Let’s create a local directory to store the downloaded files

hadoop@gandhari:~$ mkdir downloads
hadoop@gandhari:~$ hadoop fs -get /user/hadoop/trial1/rivers.txt downloads/
hadoop@gandhari:~$ hadoop fs -get /user/hadoop/trial1/rivers.txt downloads/
hadoop@gandhari:~$ ls -alt downloads/
total 12
drwxrwxr-x  2 hadoop hadoop 4096 Sep  3 23:58 .
-rw-r--r--  1 hadoop hadoop  184 Sep  3 23:58 rivers.txt
drwxr-xr-x 38 hadoop hadoop 4096 Sep  3 23:57 ..
hadoop@gandhari:~$ cat downloads/rivers.txt
Adyar
Amaravati
Arasalar
Bhavani
Bambar
Gomukhi

getmerge

Takes a source directory file or files as input and concatenates files in src into the local destination file.
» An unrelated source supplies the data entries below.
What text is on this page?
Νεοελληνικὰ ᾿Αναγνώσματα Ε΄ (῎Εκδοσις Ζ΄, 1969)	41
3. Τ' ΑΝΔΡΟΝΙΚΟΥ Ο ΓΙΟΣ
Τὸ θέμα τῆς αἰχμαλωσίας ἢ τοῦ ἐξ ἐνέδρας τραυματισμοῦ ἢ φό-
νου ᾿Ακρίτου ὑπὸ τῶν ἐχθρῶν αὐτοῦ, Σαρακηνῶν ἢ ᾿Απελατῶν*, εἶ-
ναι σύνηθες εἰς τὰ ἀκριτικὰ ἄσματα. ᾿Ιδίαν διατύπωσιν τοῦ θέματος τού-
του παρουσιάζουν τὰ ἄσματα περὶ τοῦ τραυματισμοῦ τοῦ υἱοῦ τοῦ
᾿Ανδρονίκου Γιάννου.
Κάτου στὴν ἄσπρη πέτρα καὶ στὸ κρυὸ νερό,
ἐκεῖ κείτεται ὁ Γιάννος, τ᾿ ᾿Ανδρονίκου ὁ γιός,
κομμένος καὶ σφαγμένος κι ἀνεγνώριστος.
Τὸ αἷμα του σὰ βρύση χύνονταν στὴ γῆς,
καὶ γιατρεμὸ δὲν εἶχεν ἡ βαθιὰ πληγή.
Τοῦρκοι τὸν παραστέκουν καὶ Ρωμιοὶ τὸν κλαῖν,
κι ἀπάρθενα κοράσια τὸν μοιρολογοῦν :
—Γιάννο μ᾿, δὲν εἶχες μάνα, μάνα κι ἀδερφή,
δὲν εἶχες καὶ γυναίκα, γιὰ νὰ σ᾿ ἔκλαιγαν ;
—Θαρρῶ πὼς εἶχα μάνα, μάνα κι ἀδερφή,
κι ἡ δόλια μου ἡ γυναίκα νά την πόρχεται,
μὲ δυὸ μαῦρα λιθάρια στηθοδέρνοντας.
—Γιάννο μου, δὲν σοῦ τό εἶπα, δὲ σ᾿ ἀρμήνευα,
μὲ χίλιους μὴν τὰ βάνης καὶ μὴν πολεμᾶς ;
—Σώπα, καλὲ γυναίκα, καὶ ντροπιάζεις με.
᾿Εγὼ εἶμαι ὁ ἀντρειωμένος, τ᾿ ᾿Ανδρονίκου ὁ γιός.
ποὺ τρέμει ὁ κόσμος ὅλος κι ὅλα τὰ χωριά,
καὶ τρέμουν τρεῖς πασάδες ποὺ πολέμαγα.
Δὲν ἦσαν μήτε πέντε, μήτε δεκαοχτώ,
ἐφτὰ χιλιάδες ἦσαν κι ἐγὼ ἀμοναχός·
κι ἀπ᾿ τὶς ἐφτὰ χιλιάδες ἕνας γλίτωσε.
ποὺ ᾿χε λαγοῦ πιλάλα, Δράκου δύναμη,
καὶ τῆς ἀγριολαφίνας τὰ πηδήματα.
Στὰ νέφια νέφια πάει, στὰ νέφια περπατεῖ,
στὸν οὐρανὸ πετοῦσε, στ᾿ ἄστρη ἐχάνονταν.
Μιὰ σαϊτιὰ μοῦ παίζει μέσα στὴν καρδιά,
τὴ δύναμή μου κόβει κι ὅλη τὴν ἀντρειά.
hadoop@gandhari:~$ hadoop fs -ls /user/hadoop/trial1
Found 2 items
-rw-r--r--   3 hadoop supergroup     820459 2016-09-04 00:41 /user/hadoop/trial1/hadoop-hadoop-datanode-gandhari.log
-rw-r--r--   3 hadoop supergroup        184 2016-09-03 23:37 /user/hadoop/trial1/rivers.txt

hadoop@gandhari:~$ hadoop fs -getmerge /user/hadoop/trial1 downloads/mergedContent.txt

distcp

  • Copy file or directories recursively
  • It is a tool used for large inter/intra-cluster copying
  • It uses MapReduce to effect its distribution copy, error handling and recovery, and reporting
hadoop@gandhari:~$ hadoop fs -ls /user/hadoop/trial1
Found 2 items
-rw-r--r--   3 hadoop supergroup     820459 2016-09-04 00:41 /user/hadoop/trial1/hadoop-hadoop-datanode-gandhari.log
-rw-r--r--   3 hadoop supergroup        184 2016-09-03 23:37 /user/hadoop/trial1/rivers.txt
hadoop@gandhari:~$ hadoop fs -ls /user/hadoop/trial2
hadoop@gandhari:~$

Lets copy the files from trial1 to trial2

hadoop@gandhari:~$ hadoop distcp /user/hadoop/trial1 /user/hadoop/trial2

16/09/04 01:00:30 INFO mapreduce.Job: Job job_local759622795_0001 completed successfully
16/09/04 01:00:30 INFO mapreduce.Job: Counters: 26
        File System Counters
                FILE: Number of bytes read=97844
                FILE: Number of bytes written=357366
                FILE: Number of read operations=0
                FILE: Number of large read operations=0
                FILE: Number of write operations=0
                HDFS: Number of bytes read=820643
                HDFS: Number of bytes written=820643
                HDFS: Number of read operations=32
                HDFS: Number of large read operations=0
                HDFS: Number of write operations=5
        Map-Reduce Framework
                Map input records=3
                Map output records=0
                Input split bytes=159
                Spilled Records=0
                Failed Shuffles=0
                Merged Map outputs=0
                GC time elapsed (ms)=0
                CPU time spent (ms)=0
                Physical memory (bytes) snapshot=0
                Virtual memory (bytes) snapshot=0
                Total committed heap usage (bytes)=214958080
        File Input Format Counters
                Bytes Read=619
        File Output Format Counters
                Bytes Written=8
        org.apache.hadoop.tools.mapred.CopyMapper$Counter
                BYTESCOPIED=820643
                BYTESEXPECTED=820643
                COPY=3

hadoop@gandhari:~$ hadoop fs -ls /user/hadoop/trial2
Found 1 items
drwxr-xr-x   - hadoop supergroup          0 2016-09-04 01:00 /user/hadoop/trial2/trial1

hadoop@gandhari:~$ hadoop fs -ls /user/hadoop/trial2/trial1
Found 2 items
-rw-r--r--   3 hadoop supergroup     820459 2016-09-04 01:00 /user/hadoop/trial2/trial1/hadoop-hadoop-datanode-gandhari.log
-rw-r--r--   3 hadoop supergroup        184 2016-09-04 01:00 /user/hadoop/trial2/trial1/rivers.txt

I’ll see you in an another interesting post. Wish you a pleasant week.